Quem diria que um dia eu fosse pensar assim, mas para perceber glória no fracasso, primeiro eu tenho que declarar ter perdido, e foi isso que fiz, declarei publicamente a nudez do meu Rei! Que por muito tempo imaginei-o vestido.  O pódio é da educação do senso comum, e o meu banquete filosófico se arrastou para chegar à linha de chegada, em último lugar. É hora de organizar o luto! Em meio às palavras sensatas de Padre Fábio de Melo em seu livro “Tempo de Esperas”, reconheço a gloria de ter fracassado no que diz respeito ao meu alunado, desnudada, agora busco apreender com os meus erros e conquistar um novo pódio, desta vez, demorando mais meu olhar naquele que de fato importa e encontrar na inutilidade das coisas a sua verdadeira utilidade, isso é ser sábio!

Quero agradecer àqueles que tornaram meu fracasso glorioso, aos que se aventuraram comigo nos por quês do banquete filosófico, que sonharam em dar a disciplina de filosofia o seu status merecido, e que acima de tudo apreenderam a amá-la da forma que eu a amo, meu muito obrigado!

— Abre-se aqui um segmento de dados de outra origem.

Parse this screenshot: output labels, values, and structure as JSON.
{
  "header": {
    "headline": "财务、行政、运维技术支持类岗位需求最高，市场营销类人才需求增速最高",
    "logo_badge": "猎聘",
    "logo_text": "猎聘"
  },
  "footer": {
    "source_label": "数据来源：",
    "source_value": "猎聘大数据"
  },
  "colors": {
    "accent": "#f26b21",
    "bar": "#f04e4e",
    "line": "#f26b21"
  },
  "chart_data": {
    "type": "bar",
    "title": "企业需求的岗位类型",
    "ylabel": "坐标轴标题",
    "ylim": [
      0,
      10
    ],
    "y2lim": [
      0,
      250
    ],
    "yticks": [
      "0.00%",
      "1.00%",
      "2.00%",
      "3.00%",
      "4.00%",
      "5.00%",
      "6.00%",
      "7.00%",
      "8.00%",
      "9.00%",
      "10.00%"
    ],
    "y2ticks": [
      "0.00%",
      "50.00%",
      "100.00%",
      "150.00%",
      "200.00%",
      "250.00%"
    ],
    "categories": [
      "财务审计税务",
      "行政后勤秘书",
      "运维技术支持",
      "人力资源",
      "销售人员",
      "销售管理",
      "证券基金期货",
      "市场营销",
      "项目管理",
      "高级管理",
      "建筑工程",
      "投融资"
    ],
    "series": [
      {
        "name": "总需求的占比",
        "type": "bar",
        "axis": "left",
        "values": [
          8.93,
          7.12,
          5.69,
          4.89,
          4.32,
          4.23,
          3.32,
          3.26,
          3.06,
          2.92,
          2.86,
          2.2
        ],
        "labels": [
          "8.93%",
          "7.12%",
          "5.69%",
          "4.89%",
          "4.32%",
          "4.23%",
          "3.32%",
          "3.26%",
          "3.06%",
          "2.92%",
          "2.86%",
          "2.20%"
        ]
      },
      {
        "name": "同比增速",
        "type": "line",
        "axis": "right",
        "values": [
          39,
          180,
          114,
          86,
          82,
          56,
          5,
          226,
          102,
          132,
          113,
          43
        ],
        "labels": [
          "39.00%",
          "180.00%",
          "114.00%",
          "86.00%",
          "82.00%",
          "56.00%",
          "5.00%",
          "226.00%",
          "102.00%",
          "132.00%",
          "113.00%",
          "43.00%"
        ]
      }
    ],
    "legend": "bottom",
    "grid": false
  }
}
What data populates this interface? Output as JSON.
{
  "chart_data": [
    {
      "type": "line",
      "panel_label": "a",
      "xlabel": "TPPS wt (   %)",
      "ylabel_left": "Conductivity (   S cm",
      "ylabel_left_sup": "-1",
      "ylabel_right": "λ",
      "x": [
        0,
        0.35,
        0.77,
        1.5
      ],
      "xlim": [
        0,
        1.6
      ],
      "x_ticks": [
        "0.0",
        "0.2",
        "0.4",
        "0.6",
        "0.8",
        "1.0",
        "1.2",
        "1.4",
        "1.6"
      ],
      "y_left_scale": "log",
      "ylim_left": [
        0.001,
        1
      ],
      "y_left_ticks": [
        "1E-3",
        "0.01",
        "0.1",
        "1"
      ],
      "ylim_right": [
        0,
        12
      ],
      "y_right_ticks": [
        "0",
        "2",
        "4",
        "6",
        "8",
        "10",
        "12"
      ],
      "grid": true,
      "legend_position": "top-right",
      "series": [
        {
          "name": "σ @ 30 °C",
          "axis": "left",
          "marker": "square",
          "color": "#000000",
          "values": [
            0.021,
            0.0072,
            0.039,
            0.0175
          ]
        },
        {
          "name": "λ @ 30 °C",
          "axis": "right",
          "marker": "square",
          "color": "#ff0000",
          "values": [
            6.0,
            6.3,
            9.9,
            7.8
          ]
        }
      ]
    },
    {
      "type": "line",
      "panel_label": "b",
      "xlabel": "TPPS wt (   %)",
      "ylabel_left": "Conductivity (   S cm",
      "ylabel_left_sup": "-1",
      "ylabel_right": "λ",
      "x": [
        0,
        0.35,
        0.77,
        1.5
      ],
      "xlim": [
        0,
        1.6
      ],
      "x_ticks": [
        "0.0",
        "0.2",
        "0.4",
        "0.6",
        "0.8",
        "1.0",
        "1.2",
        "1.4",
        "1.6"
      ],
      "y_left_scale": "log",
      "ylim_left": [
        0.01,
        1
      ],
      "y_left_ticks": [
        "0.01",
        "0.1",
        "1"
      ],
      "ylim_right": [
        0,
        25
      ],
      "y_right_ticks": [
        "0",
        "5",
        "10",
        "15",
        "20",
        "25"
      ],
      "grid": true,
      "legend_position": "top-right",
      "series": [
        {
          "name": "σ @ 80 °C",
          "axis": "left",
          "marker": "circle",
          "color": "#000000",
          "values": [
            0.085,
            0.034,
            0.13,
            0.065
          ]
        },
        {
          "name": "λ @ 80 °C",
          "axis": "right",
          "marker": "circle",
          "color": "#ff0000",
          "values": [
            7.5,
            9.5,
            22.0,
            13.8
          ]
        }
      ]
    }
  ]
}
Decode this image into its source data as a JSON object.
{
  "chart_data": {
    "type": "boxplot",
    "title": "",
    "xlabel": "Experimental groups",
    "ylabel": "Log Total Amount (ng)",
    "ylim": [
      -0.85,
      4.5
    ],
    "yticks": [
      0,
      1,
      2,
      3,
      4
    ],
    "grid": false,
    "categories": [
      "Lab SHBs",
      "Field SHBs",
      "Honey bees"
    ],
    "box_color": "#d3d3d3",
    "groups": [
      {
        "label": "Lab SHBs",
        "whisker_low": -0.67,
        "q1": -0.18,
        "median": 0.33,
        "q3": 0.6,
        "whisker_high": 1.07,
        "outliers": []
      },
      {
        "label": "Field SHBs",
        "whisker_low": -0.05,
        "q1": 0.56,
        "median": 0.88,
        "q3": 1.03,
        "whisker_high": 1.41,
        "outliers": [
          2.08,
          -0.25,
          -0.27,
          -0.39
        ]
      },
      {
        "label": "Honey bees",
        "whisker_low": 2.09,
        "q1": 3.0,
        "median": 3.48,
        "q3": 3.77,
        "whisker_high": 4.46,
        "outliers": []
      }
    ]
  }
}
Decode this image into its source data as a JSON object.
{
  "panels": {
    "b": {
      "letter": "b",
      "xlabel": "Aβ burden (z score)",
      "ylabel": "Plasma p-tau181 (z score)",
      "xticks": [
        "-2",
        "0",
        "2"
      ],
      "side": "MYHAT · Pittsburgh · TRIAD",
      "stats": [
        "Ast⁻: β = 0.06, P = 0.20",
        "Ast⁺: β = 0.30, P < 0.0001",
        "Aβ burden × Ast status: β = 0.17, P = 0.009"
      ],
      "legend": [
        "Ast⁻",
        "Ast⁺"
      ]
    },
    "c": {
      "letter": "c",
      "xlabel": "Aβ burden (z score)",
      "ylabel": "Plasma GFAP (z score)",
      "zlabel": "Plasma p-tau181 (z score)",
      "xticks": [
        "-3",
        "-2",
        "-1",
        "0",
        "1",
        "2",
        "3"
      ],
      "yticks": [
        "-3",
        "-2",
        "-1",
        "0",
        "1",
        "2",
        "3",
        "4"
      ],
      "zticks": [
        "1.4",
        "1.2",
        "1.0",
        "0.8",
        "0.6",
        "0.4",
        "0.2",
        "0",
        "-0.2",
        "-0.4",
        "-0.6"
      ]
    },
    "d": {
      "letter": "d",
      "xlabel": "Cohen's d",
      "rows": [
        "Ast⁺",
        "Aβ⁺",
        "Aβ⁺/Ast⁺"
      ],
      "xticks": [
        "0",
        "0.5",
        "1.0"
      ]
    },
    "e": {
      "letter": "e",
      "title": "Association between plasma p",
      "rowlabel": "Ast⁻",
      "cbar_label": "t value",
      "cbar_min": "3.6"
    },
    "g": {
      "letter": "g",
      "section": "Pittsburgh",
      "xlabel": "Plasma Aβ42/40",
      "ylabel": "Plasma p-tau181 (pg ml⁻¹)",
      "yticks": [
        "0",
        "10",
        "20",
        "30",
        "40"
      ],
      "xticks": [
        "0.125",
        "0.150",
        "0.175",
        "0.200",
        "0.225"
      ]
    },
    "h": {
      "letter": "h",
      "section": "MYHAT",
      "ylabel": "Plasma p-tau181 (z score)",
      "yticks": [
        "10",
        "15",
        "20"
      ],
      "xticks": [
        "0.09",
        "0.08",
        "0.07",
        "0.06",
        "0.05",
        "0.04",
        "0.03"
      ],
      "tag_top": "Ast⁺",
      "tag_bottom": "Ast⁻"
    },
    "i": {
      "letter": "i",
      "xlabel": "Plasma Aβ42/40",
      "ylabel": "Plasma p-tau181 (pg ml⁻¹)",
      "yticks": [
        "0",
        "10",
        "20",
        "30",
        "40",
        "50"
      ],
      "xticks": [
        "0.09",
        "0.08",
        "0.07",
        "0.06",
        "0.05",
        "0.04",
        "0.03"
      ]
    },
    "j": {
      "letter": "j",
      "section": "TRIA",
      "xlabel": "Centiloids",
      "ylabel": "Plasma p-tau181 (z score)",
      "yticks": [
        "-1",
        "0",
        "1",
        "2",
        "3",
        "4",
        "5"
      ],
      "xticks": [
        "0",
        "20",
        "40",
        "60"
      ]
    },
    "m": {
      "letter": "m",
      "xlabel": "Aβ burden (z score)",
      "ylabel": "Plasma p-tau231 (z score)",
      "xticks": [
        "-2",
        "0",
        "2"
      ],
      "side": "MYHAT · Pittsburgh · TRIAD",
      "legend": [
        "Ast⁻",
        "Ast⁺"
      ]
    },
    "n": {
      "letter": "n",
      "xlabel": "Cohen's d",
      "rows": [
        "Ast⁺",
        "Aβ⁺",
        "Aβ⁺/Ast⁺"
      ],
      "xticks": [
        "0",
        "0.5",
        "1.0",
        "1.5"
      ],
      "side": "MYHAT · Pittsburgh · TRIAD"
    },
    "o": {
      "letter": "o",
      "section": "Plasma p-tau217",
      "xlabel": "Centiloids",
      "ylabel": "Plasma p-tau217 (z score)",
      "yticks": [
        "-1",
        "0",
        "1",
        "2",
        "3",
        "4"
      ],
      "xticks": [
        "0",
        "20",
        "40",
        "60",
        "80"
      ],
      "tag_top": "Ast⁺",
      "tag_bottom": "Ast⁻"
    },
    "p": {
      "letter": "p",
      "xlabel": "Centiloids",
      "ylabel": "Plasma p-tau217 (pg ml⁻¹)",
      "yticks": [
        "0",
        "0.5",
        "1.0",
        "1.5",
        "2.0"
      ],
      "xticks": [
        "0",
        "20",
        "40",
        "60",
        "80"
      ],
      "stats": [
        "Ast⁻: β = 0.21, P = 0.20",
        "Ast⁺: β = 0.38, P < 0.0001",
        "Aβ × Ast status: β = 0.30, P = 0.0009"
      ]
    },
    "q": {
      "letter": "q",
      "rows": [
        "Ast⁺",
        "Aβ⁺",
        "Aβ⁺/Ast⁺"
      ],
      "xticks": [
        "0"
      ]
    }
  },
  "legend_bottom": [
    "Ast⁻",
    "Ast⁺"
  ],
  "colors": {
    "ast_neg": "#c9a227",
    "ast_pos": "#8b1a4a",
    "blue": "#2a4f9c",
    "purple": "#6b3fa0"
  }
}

Não citarei nomes, pois temo em ser injusta  e esquecer de alguém, mas tenho que reconhecer o empenho e a amizade de três alunos que foram fatalmente atingidas pelo meu amor a filosofia e que estiveram o tempo todo me apoiando quando me declarei derrotada. Meu muito obrigado  Maíra, Rafaela e Rodrigo, futuros filósofos e amigos! Valeu

“Estou aproveitando a nudez do meu ser para dar a ele o abrigo de que ele realmente necessita.” (Parafraseando com PE. Fábio)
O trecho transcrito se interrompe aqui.